This is a principle called *Hebbian learning* and it is exceedingly plausible because remember
that weights are supposed to be synapses? And synapses in actual neurons also would have no way
of knowing what goes on in the broader network. And so why the multiplication? Well here comes
the reason I coded the binary states minus one and plus one. If you map out all four combinations
of states of the neurons, you'll see that the weight will have positive sign whenever the
neurons in their memory state agree and negative if they disagree. And this should make sense
because a positive weight lets a neuron project its state onto other neurons and a negative weight
lets a neuron flip the state of other neurons. It's almost like the neurons behave like charged
particles, maybe ... One last question before we can see it in action, and that's - how do we store
multiple patterns at once in the same network? We do it by computing the outer products for all
desired memory patterns. This gives us a matrix for each and then we average those matrices. This
gives finer and finer gradations of the weights. Now however things start to become
a little bit more complicated. There's no way to guarantee that all
memory patterns are stable states. The memories will start talking to each other,
fusing into new memories, which I find frustrating and super interesting at the same time. Here's
the network with four memories again.
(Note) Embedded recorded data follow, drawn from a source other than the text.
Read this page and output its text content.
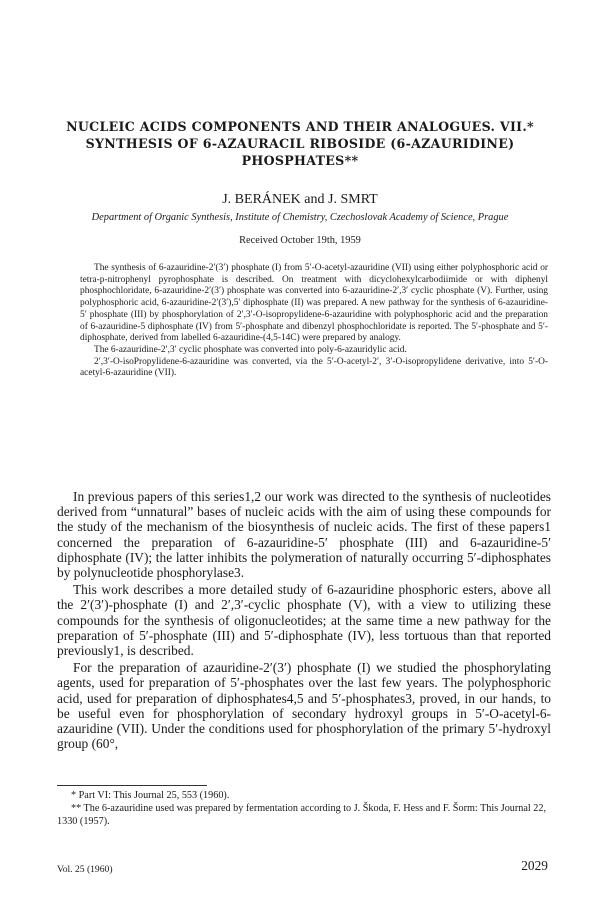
NUCLEIC ACIDS COMPONENTS AND THEIR ANALOGUES. VII.*
SYNTHESIS OF 6-AZAURACIL RIBOSIDE (6-AZAURIDINE)
PHOSPHATES**
J. BERÁNEK and J. SMRT
Department of Organic Synthesis, Institute of Chemistry, Czechoslovak Academy of Science, Prague
Received October 19th, 1959

The synthesis of 6-azauridine-2′(3′) phosphate (I) from 5′-O-acetyl-azauridine (VII) using either polyphosphoric acid or tetra-p-nitrophenyl pyrophosphate is described. On treatment with dicyclohexylcarbodiimide or with diphenyl phosphochloridate, 6-azauridine-2′(3′) phosphate was converted into 6-azauridine-2′,3′ cyclic phosphate (V). Further, using polyphosphoric acid, 6-azauridine-2′(3′),5′ diphosphate (II) was prepared. A new pathway for the synthesis of 6-azauridine-5′ phosphate (III) by phosphorylation of 2′,3′-O-isopropylidene-6-azauridine with polyphosphoric acid and the preparation of 6-azauridine-5 diphosphate (IV) from 5′-phosphate and dibenzyl phosphochloridate is reported. The 5′-phosphate and 5′-diphosphate, derived from labelled 6-azauridine-(4,5-14C) were prepared by analogy.

The 6-azauridine-2′,3′ cyclic phosphate was converted into poly-6-azauridylic acid.

2′,3′-O-isoPropylidene-6-azauridine was converted, via the 5′-O-acetyl-2′, 3′-O-isopropylidene derivative, into 5′-O-acetyl-6-azauridine (VII).

In previous papers of this series1,2 our work was directed to the synthesis of nucleotides derived from “unnatural” bases of nucleic acids with the aim of using these compounds for the study of the mechanism of the biosynthesis of nucleic acids. The first of these papers1 concerned the preparation of 6-azauridine-5′ phosphate (III) and 6-azauridine-5′ diphosphate (IV); the latter inhibits the polymeration of naturally occurring 5′-diphosphates by polynucleotide phosphorylase3.

This work describes a more detailed study of 6-azauridine phosphoric esters, above all the 2′(3′)-phosphate (I) and 2′,3′-cyclic phosphate (V), with a view to utilizing these compounds for the synthesis of oligonucleotides; at the same time a new pathway for the preparation of 5′-phosphate (III) and 5′-diphosphate (IV), less tortuous than that reported previously1, is described.

For the preparation of azauridine-2′(3′) phosphate (I) we studied the phosphorylating agents, used for preparation of 5′-phosphates over the last few years. The polyphosphoric acid, used for preparation of diphosphates4,5 and 5′-phosphates3, proved, in our hands, to be useful even for phosphorylation of secondary hydroxyl groups in 5′-O-acetyl-6-azauridine (VII). Under the conditions used for phosphorylation of the primary 5′-hydroxyl group (60°,

* Part VI: This Journal 25, 553 (1960).

** The 6-azauridine used was prepared by fermentation according to J. Škoda, F. Hess and F. Šorm: This Journal 22, 1330 (1957).

Vol. 25 (1960)	2029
It sometimes converges to one of the memory states, yes,
but in other cases it converges to something in between, a merging of memories, which I
find, well, almost a kind of human mistake. And with this we are finally making some
progress on our question from the very beginning of the video: how much memory do you
have? Originally we might have answered this by giving some number of bytes, but now the question
presents itself very differently. It's more like: how many memory patterns can we store in a
recurrent network of a given size such that they are stable states of the network? And the
answer is, at least for this model, not very many! The original paper showed that this model has only
linear memory capacity. That's to say the number of stable states grows as a linear function of
the size of the network. Plus there's a hidden assumption in this graph, too, which is that all
memory states are uncorrelated, which for any set of pictures like this is totally not the case. I
tried my best picking out some not-so-correlated images to really show what this network can do
and the results are ... well see for yourself. Realistically, that means that this model is maybe
too simple after all and that's not surprising given all the violence we did to these networks
with our many simplifications. But the goal of this video wasn't to convince you that this
model can be used in any practical sense anyway, although in a follow-up video, I want to tell
you what steps people took to make this model actually useful for deep neural networks. What
I wanted to achieve with this video is, first, to warn you of false comparisons. Networks
of neurons don't behave like USB sticks and why should they? But secondly, it's to show
you how with modeling approaches, walking a very thin line between complexity and simplicity,
we can sometimes start to conceive of the world differently than otherwise we would have. You
might have set out picturing memory as something static, but I'm hoping now you're willing to
consider that it might be something dynamic, the invisible stable states of
a network buzzing with activity. you